Z Wikiźródeł, wolnej biblioteki
Ta strona została uwierzytelniona.

— Któżby mógł to uczynić? — myślał Nilsen i podejrzenie jego mimowoli padło na ludzi, przyprowadzonych przez Rudego Szczura, a nawykłych do zbrodniczych czynów.
— Pokażę ja wam teraz! — odgrażał się Nilsen, prostując potworne bary i zaciskając pięści.
Zawołał Rynkę, opowiedział o swojem odkryciu i kazał postawić na straży przy składzie uzbrojonego, a zaufanego człowieka.
Nazajutrz o świcie, gdy już rozpoczęto roboty w szybie, przyszedł Nilsen i kazał ludziom zgromadzić się przy składzie narzędzi.
Tu oznajmił im o wykrytym zamachu na zdobyte przez nich złoto i zażądał wykrycia i wydania winowajcy.
Tłum milczał, głęboko poruszony niespodziewaną wiadomością.
Nareszcie przy kapitanie stanął Bezimienny. Był blady, wargi mu drżały, a oczy błyszczały ponuro. Kurcz przebiegał mu po twarzy, a długie palce prężyły się i zaciskały, niby szpony śmiertelnie zranionego sępa.

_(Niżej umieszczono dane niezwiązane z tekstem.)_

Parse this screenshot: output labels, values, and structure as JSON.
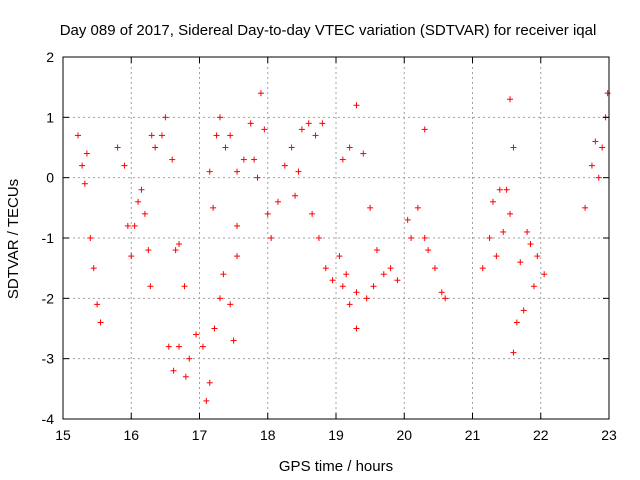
{
  "chart_data": {
    "type": "scatter",
    "title": "Day 089 of 2017, Sidereal Day-to-day VTEC variation (SDTVAR) for receiver iqal",
    "xlabel": "GPS time / hours",
    "ylabel": "SDTVAR / TECUs",
    "xlim": [
      15,
      23
    ],
    "ylim": [
      -4,
      2
    ],
    "xticks": [
      15,
      16,
      17,
      18,
      19,
      20,
      21,
      22,
      23
    ],
    "yticks": [
      -4,
      -3,
      -2,
      -1,
      0,
      1,
      2
    ],
    "grid": true,
    "marker": "+",
    "color": "#ff0000",
    "anchors": [
      [
        15.22,
        0.7
      ],
      [
        15.28,
        0.2
      ],
      [
        15.32,
        -0.1
      ],
      [
        15.35,
        0.4
      ],
      [
        15.4,
        -1.0
      ],
      [
        15.45,
        -1.5
      ],
      [
        15.5,
        -2.1
      ],
      [
        15.55,
        -2.4
      ],
      [
        15.8,
        0.5
      ],
      [
        15.9,
        0.2
      ],
      [
        15.95,
        -0.8
      ],
      [
        16.0,
        -1.3
      ],
      [
        16.05,
        -0.8
      ],
      [
        16.1,
        -0.4
      ],
      [
        16.15,
        -0.2
      ],
      [
        16.2,
        -0.6
      ],
      [
        16.25,
        -1.2
      ],
      [
        16.28,
        -1.8
      ],
      [
        16.3,
        0.7
      ],
      [
        16.35,
        0.5
      ],
      [
        16.45,
        0.7
      ],
      [
        16.5,
        1.0
      ],
      [
        16.6,
        0.3
      ],
      [
        16.65,
        -1.2
      ],
      [
        16.7,
        -1.1
      ],
      [
        16.78,
        -1.8
      ],
      [
        16.55,
        -2.8
      ],
      [
        16.62,
        -3.2
      ],
      [
        16.7,
        -2.8
      ],
      [
        16.8,
        -3.3
      ],
      [
        16.85,
        -3.0
      ],
      [
        16.95,
        -2.6
      ],
      [
        17.05,
        -2.8
      ],
      [
        17.1,
        -3.7
      ],
      [
        17.15,
        -3.4
      ],
      [
        17.22,
        -2.5
      ],
      [
        17.3,
        -2.0
      ],
      [
        17.35,
        -1.6
      ],
      [
        17.45,
        -2.1
      ],
      [
        17.5,
        -2.7
      ],
      [
        17.55,
        -1.3
      ],
      [
        17.55,
        -0.8
      ],
      [
        17.15,
        0.1
      ],
      [
        17.2,
        -0.5
      ],
      [
        17.25,
        0.7
      ],
      [
        17.3,
        1.0
      ],
      [
        17.38,
        0.5
      ],
      [
        17.45,
        0.7
      ],
      [
        17.55,
        0.1
      ],
      [
        17.65,
        0.3
      ],
      [
        17.75,
        0.9
      ],
      [
        17.8,
        0.3
      ],
      [
        17.85,
        0.0
      ],
      [
        17.9,
        1.4
      ],
      [
        17.95,
        0.8
      ],
      [
        18.0,
        -0.6
      ],
      [
        18.05,
        -1.0
      ],
      [
        18.15,
        -0.4
      ],
      [
        18.25,
        0.2
      ],
      [
        18.35,
        0.5
      ],
      [
        18.4,
        -0.3
      ],
      [
        18.45,
        0.1
      ],
      [
        18.5,
        0.8
      ],
      [
        18.6,
        0.9
      ],
      [
        18.7,
        0.7
      ],
      [
        18.8,
        0.9
      ],
      [
        18.65,
        -0.6
      ],
      [
        18.75,
        -1.0
      ],
      [
        18.85,
        -1.5
      ],
      [
        18.95,
        -1.7
      ],
      [
        19.05,
        -1.3
      ],
      [
        19.1,
        -1.8
      ],
      [
        19.2,
        -2.1
      ],
      [
        19.3,
        -2.5
      ],
      [
        19.15,
        -1.6
      ],
      [
        19.3,
        -1.9
      ],
      [
        19.45,
        -2.0
      ],
      [
        19.55,
        -1.8
      ],
      [
        19.1,
        0.3
      ],
      [
        19.2,
        0.5
      ],
      [
        19.3,
        1.2
      ],
      [
        19.4,
        0.4
      ],
      [
        19.5,
        -0.5
      ],
      [
        19.6,
        -1.2
      ],
      [
        19.7,
        -1.6
      ],
      [
        19.8,
        -1.5
      ],
      [
        19.9,
        -1.7
      ],
      [
        20.05,
        -0.7
      ],
      [
        20.1,
        -1.0
      ],
      [
        20.2,
        -0.5
      ],
      [
        20.3,
        -1.0
      ],
      [
        20.35,
        -1.2
      ],
      [
        20.3,
        0.8
      ],
      [
        20.45,
        -1.5
      ],
      [
        20.55,
        -1.9
      ],
      [
        20.6,
        -2.0
      ],
      [
        21.15,
        -1.5
      ],
      [
        21.25,
        -1.0
      ],
      [
        21.3,
        -0.4
      ],
      [
        21.35,
        -1.3
      ],
      [
        21.4,
        -0.2
      ],
      [
        21.45,
        -0.9
      ],
      [
        21.5,
        -0.2
      ],
      [
        21.55,
        -0.6
      ],
      [
        21.6,
        -2.9
      ],
      [
        21.65,
        -2.4
      ],
      [
        21.7,
        -1.4
      ],
      [
        21.75,
        -2.2
      ],
      [
        21.8,
        -0.9
      ],
      [
        21.85,
        -1.1
      ],
      [
        21.9,
        -1.8
      ],
      [
        21.95,
        -1.3
      ],
      [
        22.05,
        -1.6
      ],
      [
        21.55,
        1.3
      ],
      [
        21.6,
        0.5
      ],
      [
        22.65,
        -0.5
      ],
      [
        22.75,
        0.2
      ],
      [
        22.8,
        0.6
      ],
      [
        22.85,
        0.0
      ],
      [
        22.9,
        0.5
      ],
      [
        22.95,
        1.0
      ],
      [
        22.98,
        1.4
      ]
    ]
  }
}
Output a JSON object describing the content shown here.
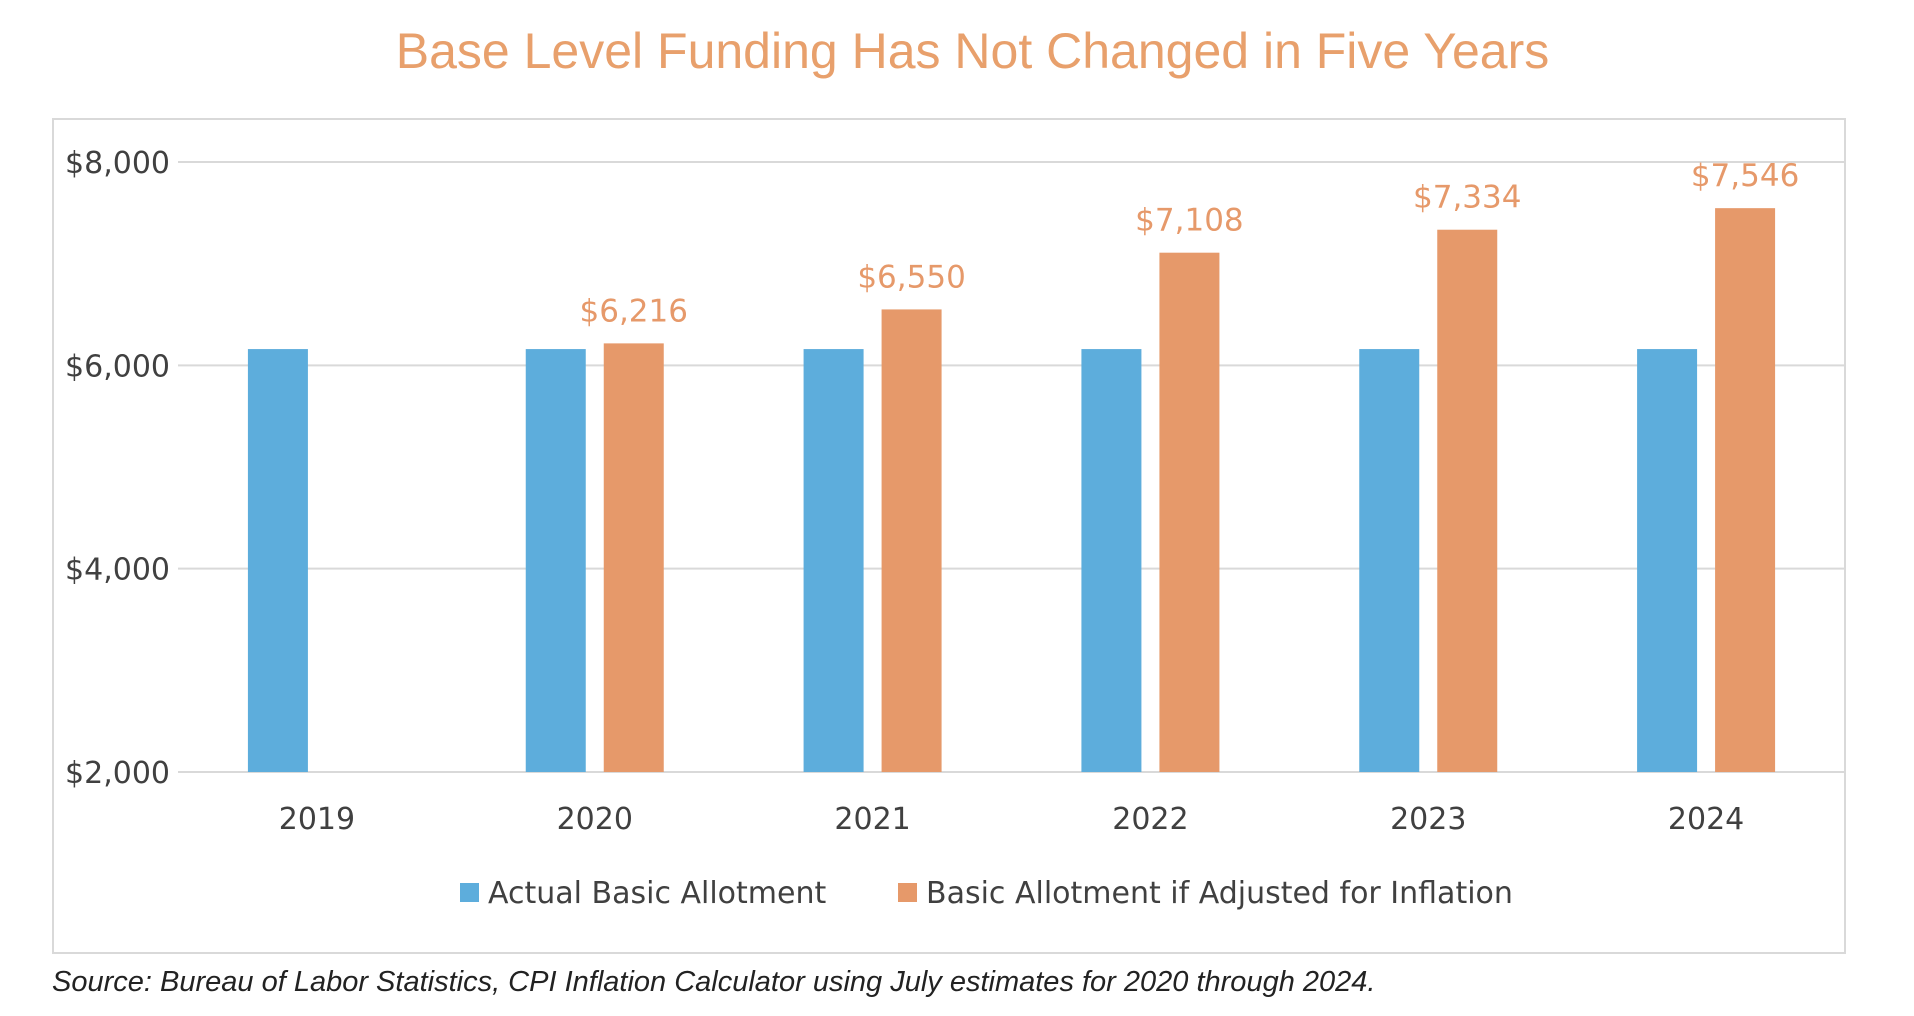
{
  "chart_data": {
    "type": "bar",
    "title": "Base Level Funding Has Not Changed in Five Years",
    "categories": [
      "2019",
      "2020",
      "2021",
      "2022",
      "2023",
      "2024"
    ],
    "series": [
      {
        "name": "Actual Basic Allotment",
        "color": "#5DADDC",
        "values": [
          6160,
          6160,
          6160,
          6160,
          6160,
          6160
        ],
        "labels": [
          "",
          "",
          "",
          "",
          "",
          ""
        ]
      },
      {
        "name": "Basic Allotment if Adjusted for Inflation",
        "color": "#E6996A",
        "values": [
          null,
          6216,
          6550,
          7108,
          7334,
          7546
        ],
        "labels": [
          "",
          "$6,216",
          "$6,550",
          "$7,108",
          "$7,334",
          "$7,546"
        ]
      }
    ],
    "yticks": [
      {
        "value": 2000,
        "label": "$2,000"
      },
      {
        "value": 4000,
        "label": "$4,000"
      },
      {
        "value": 6000,
        "label": "$6,000"
      },
      {
        "value": 8000,
        "label": "$8,000"
      }
    ],
    "ylim": [
      2000,
      8000
    ],
    "grid": true,
    "legend_position": "bottom",
    "source": "Source: Bureau of Labor Statistics, CPI Inflation Calculator using July estimates for 2020 through 2024."
  }
}
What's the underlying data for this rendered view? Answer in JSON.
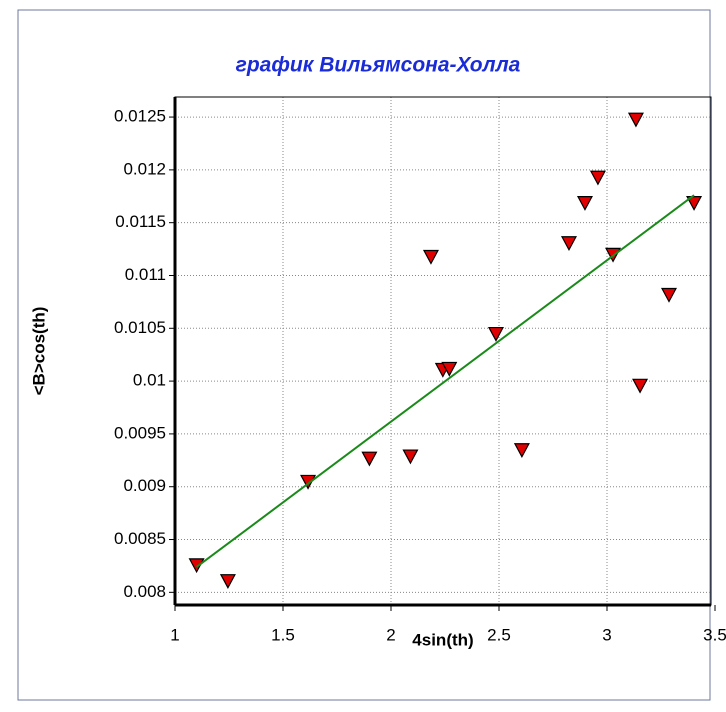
{
  "chart_data": {
    "type": "scatter",
    "title": "график Вильямсона-Холла",
    "x_label": "4sin(th)",
    "y_label": "<B>cos(th)",
    "xlim": [
      1,
      3.5
    ],
    "ylim": [
      0.00788,
      0.01269
    ],
    "xticks": [
      1,
      1.5,
      2,
      2.5,
      3,
      3.5
    ],
    "yticks": [
      0.008,
      0.0085,
      0.009,
      0.0095,
      0.01,
      0.0105,
      0.011,
      0.0115,
      0.012,
      0.0125
    ],
    "grid": true,
    "series": [
      {
        "color": "#e00000",
        "marker": "triangle-down",
        "x": [
          1.1,
          1.245,
          1.616,
          1.9,
          2.09,
          2.185,
          2.24,
          2.27,
          2.486,
          2.606,
          2.824,
          2.898,
          2.958,
          3.028,
          3.134,
          3.153,
          3.287,
          3.403
        ],
        "values": [
          0.00826,
          0.00811,
          0.00905,
          0.00927,
          0.00929,
          0.01118,
          0.01011,
          0.01012,
          0.01045,
          0.00935,
          0.01131,
          0.01169,
          0.01193,
          0.0112,
          0.01248,
          0.00996,
          0.01082,
          0.01169
        ]
      },
      {
        "color": "#1a8a1a",
        "marker": "line",
        "x": [
          1.1,
          3.403
        ],
        "values": [
          0.00824,
          0.01176
        ]
      }
    ]
  }
}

— Słuchajcie, wy...! — rzekł swym szyderczym głosem, zwracając się do tłumu. — Jeżeli który z was, nawet tu, z tymi ludźmi, nie mógł się powstrzymać od dawnego procederu... niech powie nam o tem... niech nie czeka, aż bractwo wykryje go... bo wtedy zastosujemy nasze więzienne prawo... bez litości, jak do zdrajców!...
— Ja o niczem nie wiem! Czyżbym się porwał na taką rzecz?! Ja nawet nie podchodziłem do składu!
— Śmierć złodziejowi! — wołali ludzie z nowej załogi „Witezia“, a w ich głosach wyczuwało się szczere oburzenie i gniew.